The entries of MPs Peter Julian, Charlie Angus and Guy Caron in the race should put to rest, once and for all, the notion that it is possible or even desirable for the party to reverse last spring’s non-confidence vote in Mulcair’s leadership. That ship sailed or, in this case, sank at the Edmonton convention in April.
More candidates may materialize between now and the March 12 debate, but the final list is not expected to run to more than half a dozen names.
Presumably that should pave the way for more instructive debates than those the Conservatives have been having. On Monday, reality TV personality Kevin O’Leary used the party’s decision to stick to its cumbersome 14-candidate debate format to bail out of an exercise that was expected to test, among other things, his French-language skills.
But notwithstanding an overabundance of nuisance candidates, the quest for a successor for Stephen Harper has elicited some sharp policy differences between the aspirants. It is far from certain that the NDP campaign will feature visions as conflicting as those on offer on the CPC lineup.
By far the most divisive issue on the NDP radar is whether it should promote a moratorium on expanding Canada’s capacity to get more Western Canada oil to tidewater – with an eye to phasing out of the oilsands sooner rather than later.
That is the prevailing view among New Democrats in British Columbia, Quebec and Ontario as well as within many First Nations communities, but it amounts to political kryptonite for the NDP in the Prairies and in particular for its government in Alberta. In Atlantic Canada, some see the Energy East pipeline as a lifeline for the economically-challenged region.
The NDP elects its leader through the universal suffrage of its membership. In contrast with the Conservatives, it does not weigh the vote by riding. At first glance, winning the leadership on a moderately pro-pipeline platform could be as hard as selling the federal Conservative base on a carbon tax.
It would also amount to adopting a middle-of-the-road position not terribly dissimilar from that of Justin Trudeau’s government. The NDP is still smarting from having been overtaken on the left by the Liberals in the last election. Since his dismissal, Mulcair has been assiduous in the House of Commons. He has continued to lead the party efficiently in question period. But he has also relinquished many of the extra-parliamentary duties that are part of the permanent leader’s job. For all intents and purposes, the federal NDP has fallen off the radar.
That drop in profile was evident when I travelled to B.C. last week. The federal leadership was not a top-of-mind issue even for people otherwise active in politics and otherwise sympathetic to the NDP.
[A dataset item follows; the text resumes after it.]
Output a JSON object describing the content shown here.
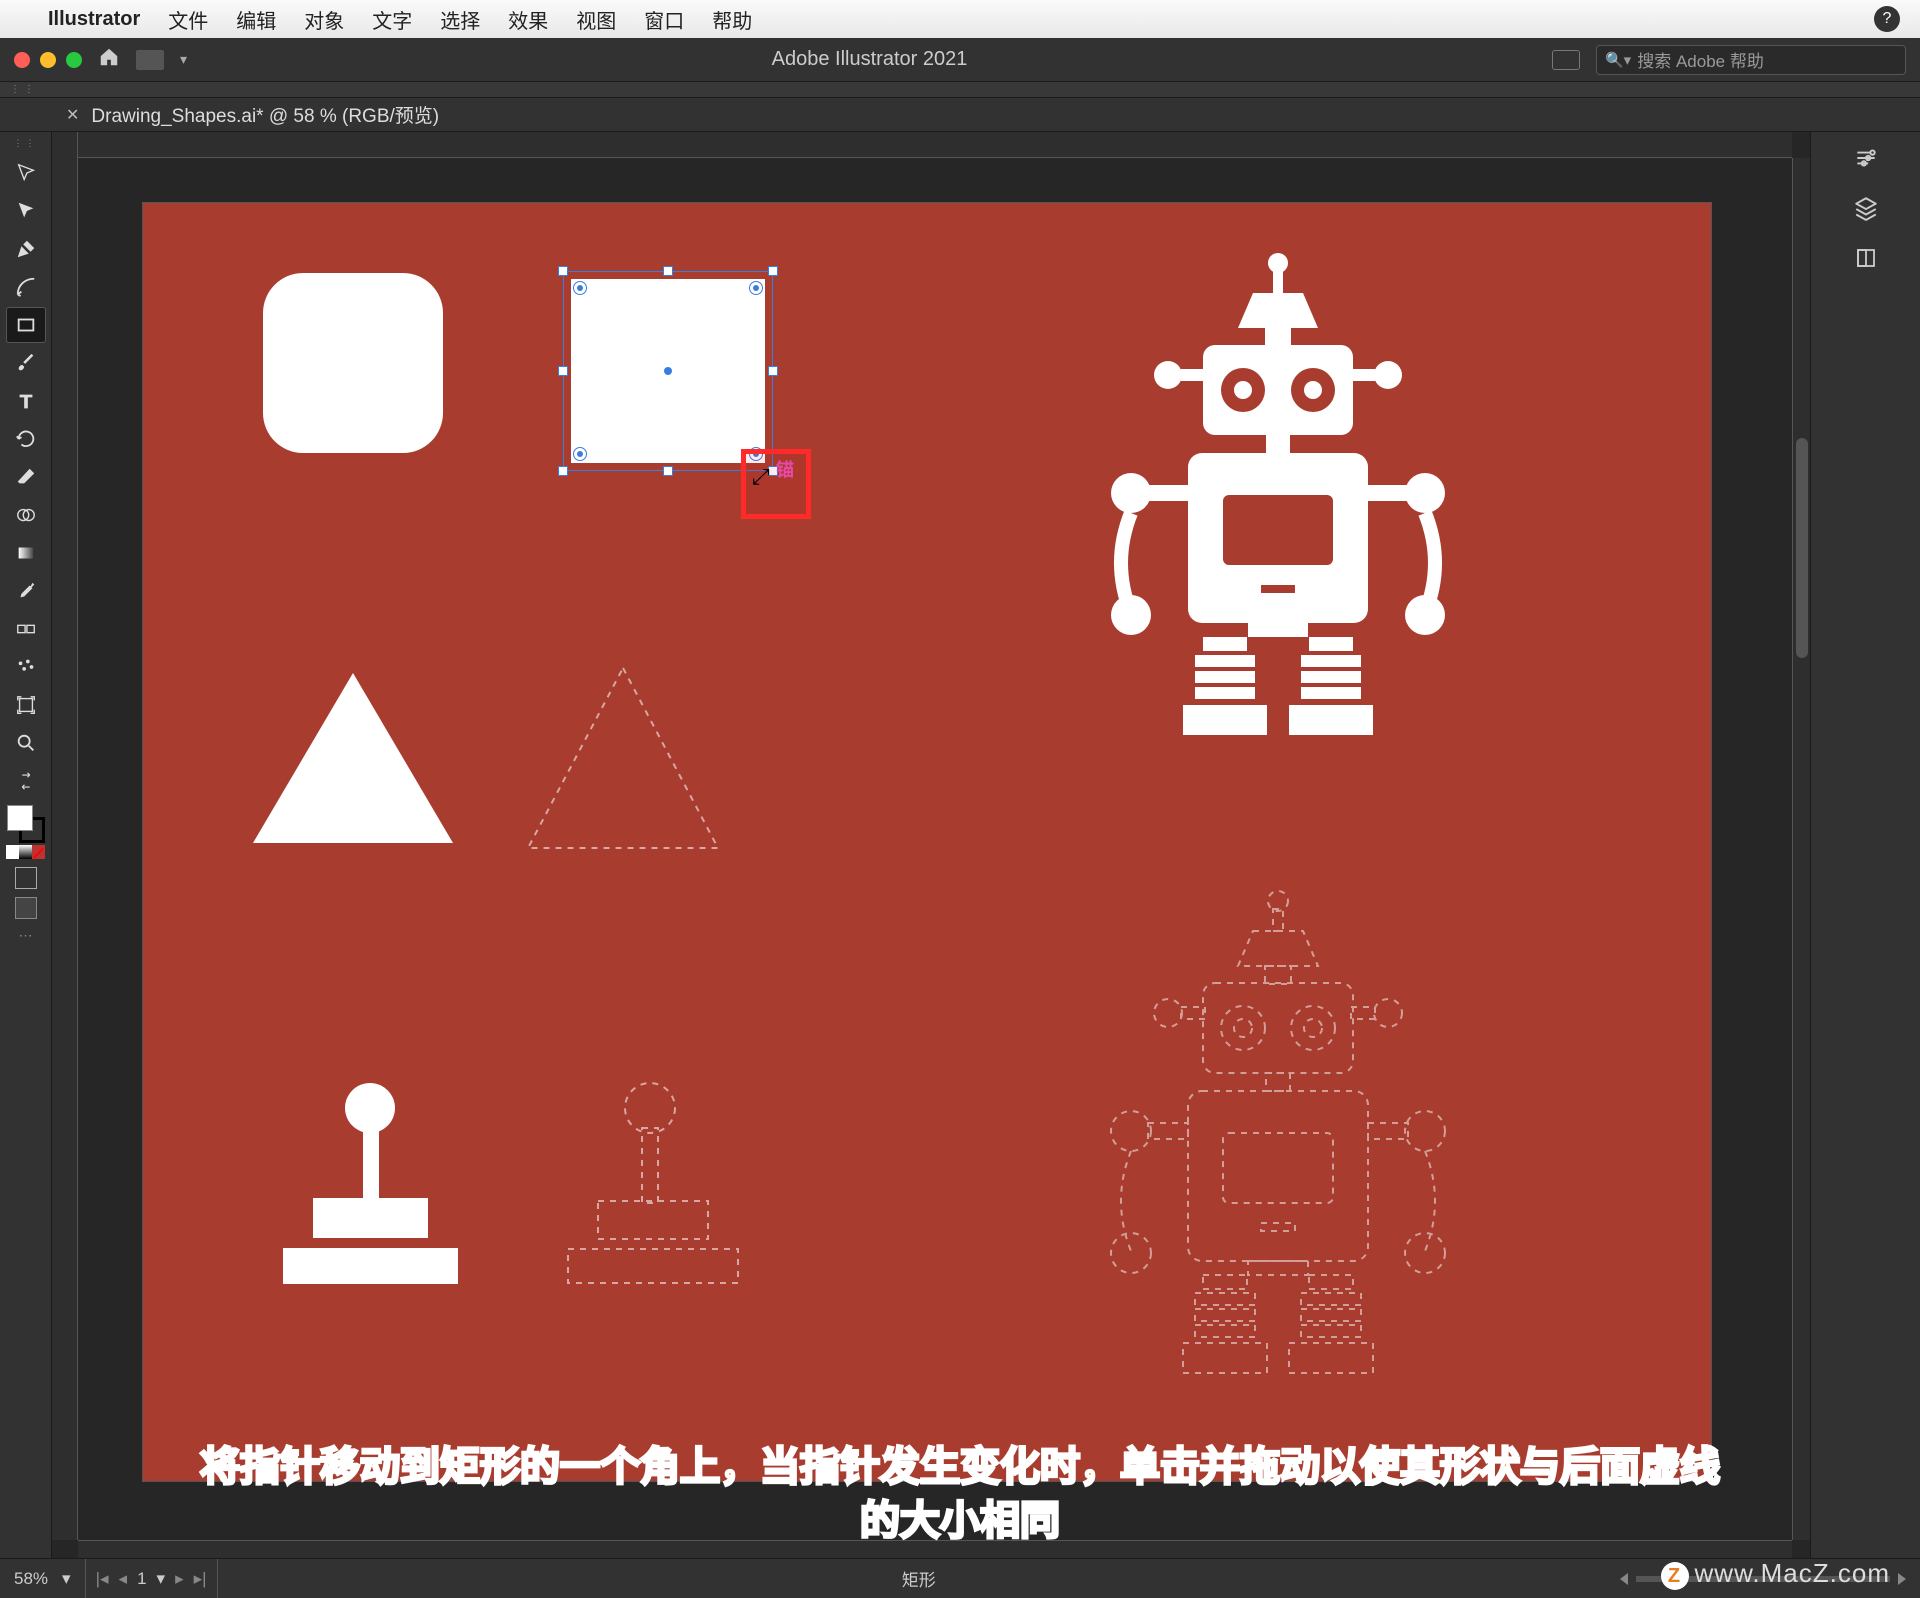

But there are bright spots in an otherwise drab picture.
The torpedoing by the prime minister of his electoral-reform promise; the approval of contentious energy projects that don’t readily jibe with an ambitious climate-change agenda; the sense of some First Nations chiefs that Trudeau is not walking the talk of his promises to aboriginal Canadians are, to various degrees, inspiring buyer’s remorse among lapsed New Democrat supporters.
A post-election study of voter behaviour revealed that its supporters were typically the most inclined to put policies ahead of leadership at election time.
That was probably less true of the Quebecers who were behind the 2011 orange wave. Jack Layton was the main attraction for most of them. But the pattern did reassert itself in 2015.
Mulcair’s failure was more policy than performance-driven. A platform designed to offend as few centrist voters as possible made it easier for NDP sympathizers to move over to the Liberals.
At this juncture, the New Democrats have less need of a rock star leader than a principled approach to policy. For the record, that is equally true of the Conservatives.
Chantal Hébert is a national affairs writer.